Time-shares are covered under Fair Housing Act; injunction upheld in New York religion case

In an important ruling in a federal fair housing lawsuit filed in Louisiana, District Court Judge Edith Brown Clement held that time-share condominiums were covered under the Fair Housing Act. Judge Brown pointed to the US Department of Housing and Urban Development's (HUD) regulations regarding Section 802 of the Fair Housing Act. According to the regulations, Section 802 was "broad enough to cover time-sharing properties." Judge Brown also noted that time-share owners had certain property rights in their condominiums. Therefore, Judge Brown concluded that time-share condos do fall under the Fair Housing Act's umbrella.

The January ruling came in a case against Quarter House, a resort complex in New Orleans' French Quarter. Louisiana ACORN Fair Housing filed the suit, alleging that Quarter House's employees and managers had violated the Fair Housing Act and other civil rights statutes by refusing to show units, give tours, or arrange sales to prospective buyers based on their race, religion, national origin, and family status.

According to the ACORN complaint, Quarter House's managers instructed employees to discriminate against African-Americans, citizens from countries other than the United States, people of Middle Eastern descent, people from Indian cultures, people who practiced non-Christian religions, physically disabled persons, pregnant women, families that included three children or more, and families with children under the age of ten.

Attorneys for Quarter House brought on Judge Brown's ruling by filing a motion for dismissal on the grounds that ACORN did not have a valid claim under the Fair Housing Act. Defense attorneys contended that time-share condominiums were not "dwellings" as defined by the Fair Housing Act. Judge Brown disagreed.

In a ruling late in 1996, a Second Circuit panel upheld an injunction in a religious discrimination case. The injunction prohibits the village of Airmont, New York from discriminating against Orthodox Jews.

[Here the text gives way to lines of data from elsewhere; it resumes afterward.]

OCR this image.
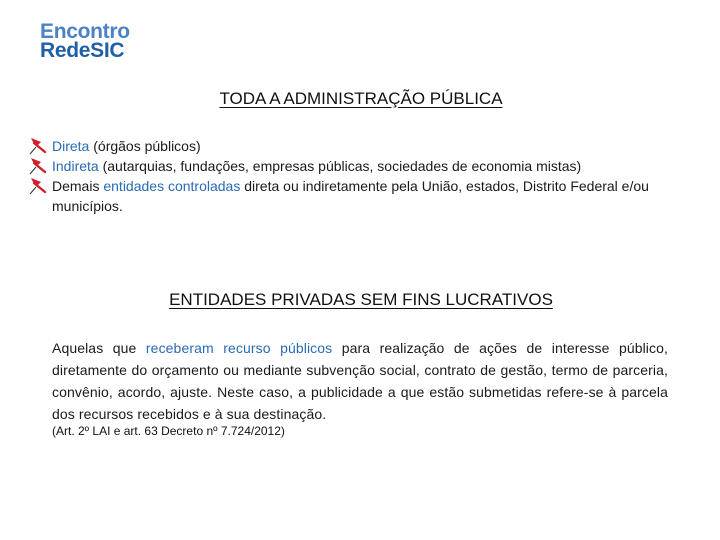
Encontro
RedeSIC
TODA A ADMINISTRAÇÃO PÚBLICA
Direta (órgãos públicos)
Indireta (autarquias, fundações, empresas públicas, sociedades de economia mistas)
Demais entidades controladas direta ou indiretamente pela União, estados, Distrito Federal e/ou municípios.
ENTIDADES PRIVADAS SEM FINS LUCRATIVOS
Aquelas que receberam recurso públicos para realização de ações de interesse público, diretamente do orçamento ou mediante subvenção social, contrato de gestão, termo de parceria, convênio, acordo, ajuste. Neste caso, a publicidade a que estão submetidas refere-se à parcela dos recursos recebidos e à sua destinação.
(Art. 2º LAI e art. 63 Decreto nº 7.724/2012)
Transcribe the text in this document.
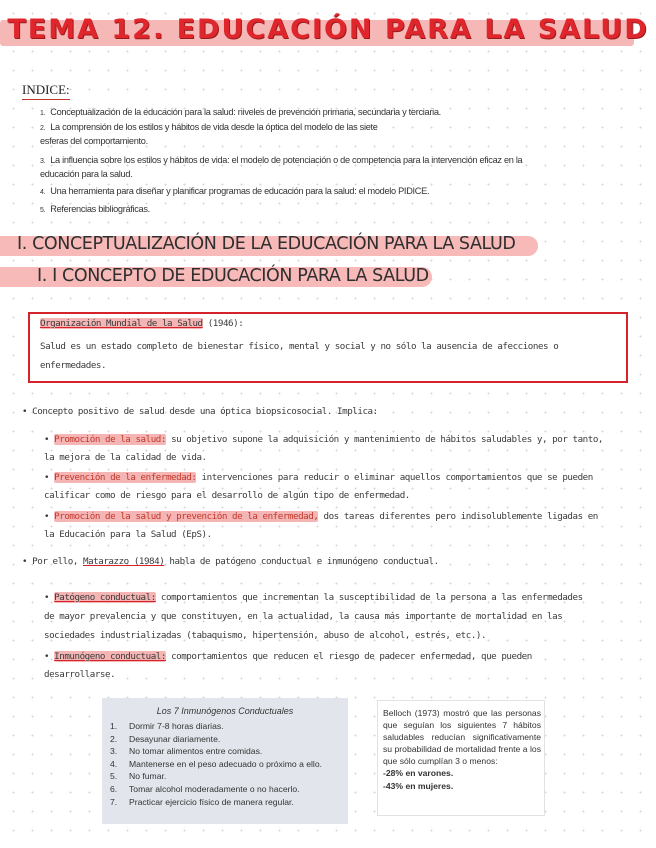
TEMA 12. EDUCACIÓN PARA LA SALUD
INDICE:
1. Conceptualización de la educación para la salud: niveles de prevención primaria, secundaria y terciaria.
2. La comprensión de los estilos y hábitos de vida desde la óptica del modelo de las siete
esferas del comportamiento.
3. La influencia sobre los estilos y hábitos de vida: el modelo de potenciación o de competencia para la intervención eficaz en la
educación para la salud.
4. Una herramienta para diseñar y planificar programas de educación para la salud: el modelo PIDICE.
5. Referencias bibliográficas.
I. CONCEPTUALIZACIÓN DE LA EDUCACIÓN PARA LA SALUD
I. I CONCEPTO DE EDUCACIÓN PARA LA SALUD
Organización Mundial de la Salud (1946):
Salud es un estado completo de bienestar físico, mental y social y no sólo la ausencia de afecciones o
enfermedades.
• Concepto positivo de salud desde una óptica biopsicosocial. Implica:
• Promoción de la salud: su objetivo supone la adquisición y mantenimiento de hábitos saludables y, por tanto,
la mejora de la calidad de vida.
• Prevención de la enfermedad: intervenciones para reducir o eliminar aquellos comportamientos que se pueden
calificar como de riesgo para el desarrollo de algún tipo de enfermedad.
• Promoción de la salud y prevención de la enfermedad, dos tareas diferentes pero indisolublemente ligadas en
la Educación para la Salud (EpS).
• Por ello, Matarazzo (1984) habla de patógeno conductual e inmunógeno conductual.
• Patógeno conductual: comportamientos que incrementan la susceptibilidad de la persona a las enfermedades
de mayor prevalencia y que constituyen, en la actualidad, la causa más importante de mortalidad en las
sociedades industrializadas (tabaquismo, hipertensión, abuso de alcohol, estrés, etc.).
• Inmunógeno conductual: comportamientos que reducen el riesgo de padecer enfermedad, que pueden
desarrollarse.
Los 7 Inmunógenos Conductuales
1. Dormir 7-8 horas diarias.
2. Desayunar diariamente.
3. No tomar alimentos entre comidas.
4. Mantenerse en el peso adecuado o próximo a ello.
5. No fumar.
6. Tomar alcohol moderadamente o no hacerlo.
7. Practicar ejercicio físico de manera regular.
Belloch (1973) mostró que las personas que seguían los siguientes 7 hábitos saludables reducían significativamente su probabilidad de mortalidad frente a los que sólo cumplían 3 o menos:
-28% en varones.
-43% en mujeres.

The village of Airmont is located in Ramapo, New York. It was incorporated in 1991 in protest of Ramapo allowing synagogues to operate in residential areas. Because Orthodox Jews are not allowed to operate machinery (including automobiles) on the Sabbath, the synagogues were necessary because non-residential areas were not within walking distance of many Jewish homes. When Airmont was incorporated, village residents refused to allow synagogues to be operated in private homes, thus excluding Orthodox Jews from living in the village.

The Department of Justice and a group of Airmont's Jewish residents filed separate lawsuits under the Fair Housing Act claiming that Airmont had only been incorporated to segregate Orthodox Jews from the community. The suit also made claims under the First Amendment and other federal civil rights laws.

A jury found that Airmont had violated the Fair Housing Act and the First Amendment. Judge Gerard Goettel enjoined Airmont from promoting religious discrimination and ordered the village to change its zoning laws to allow home worship.

Airmont appealed, claiming that there were no acts of religious discrimination on record and that by ordering new zoning laws, the court had assumed the role of local government.